福知山城公園:京都府福知山市字内記内記1丁目
福知山城(ふくちやまじょう)は、戦国時代中期に小笠原頼勝(塩見頼勝)によって築城された平山城です。横山城、臥龍城、龍ヶ城、八幡城、福智山城、掻上城と呼ばれることもあります。
織田信長の命で1575年から丹波平定を進めていた明智光秀によって、1579年に総仕上げの一環として攻撃され、城主の塩見信房(塩見頼勝の息子)らが防戦するも敗れ、落城しました。丹波平定後、改修を施されて、明智氏重臣の明智秀満らが城代に置かれました。
1582年に明智光秀が山崎の戦いで敗れた後、羽柴氏の支配下となって、羽柴秀勝(信長の四男)らが城主を務めました。
1600年の関ヶ原の戦いに際しては、城主の小野木重勝が西軍に付いて細川藤孝(幽斎)の籠城する田辺城を攻撃したので、関ヶ原での決戦で西軍が敗北すると細川忠興によって逆に攻め落とされ、戦後の論功行賞によって有馬豊氏の居城となりました。
江戸時代初期には城主が頻繁に変わったものの、1669年以降には朽木氏の居城となって明治維新を迎えています。

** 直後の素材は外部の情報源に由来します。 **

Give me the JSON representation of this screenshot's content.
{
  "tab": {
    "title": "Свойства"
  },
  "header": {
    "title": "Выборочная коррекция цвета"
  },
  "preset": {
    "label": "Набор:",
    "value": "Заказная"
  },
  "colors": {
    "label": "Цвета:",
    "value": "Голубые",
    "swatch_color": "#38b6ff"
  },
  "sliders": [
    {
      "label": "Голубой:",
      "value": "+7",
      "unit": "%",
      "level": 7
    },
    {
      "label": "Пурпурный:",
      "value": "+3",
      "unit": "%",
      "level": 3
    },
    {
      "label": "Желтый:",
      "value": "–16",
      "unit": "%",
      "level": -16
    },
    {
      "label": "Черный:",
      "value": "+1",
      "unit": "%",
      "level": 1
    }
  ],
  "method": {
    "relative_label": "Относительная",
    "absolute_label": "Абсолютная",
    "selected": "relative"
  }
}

由良川に向かって西から伸びる丘陵(八幡山)に築かれた連郭式の平山城で、福知山盆地を一望し、山陰道を押さえる要衝に位置しています。石垣は野面積みで、多くの石材を仏塔などから転用しているのが特徴です。有馬豊氏の時代に近世城郭として完成し、城下町も整備されています。
現在では、本丸跡は福知山城公園に、二の丸跡は台地を削り取られて裁判所や市街地に、三の丸跡は伯耆丸公園になっています。福知山城公園には、銅門番所(二ノ丸登城口から移築)が現存し、豊磐井(とよいわのい 日本最深級の本丸井戸)などの遺構が残っている他、天守閣(内部は郷土資料館、展望台)や石垣が復元されていて、模擬隅櫓(佐藤太清記念美術館)が建てられています。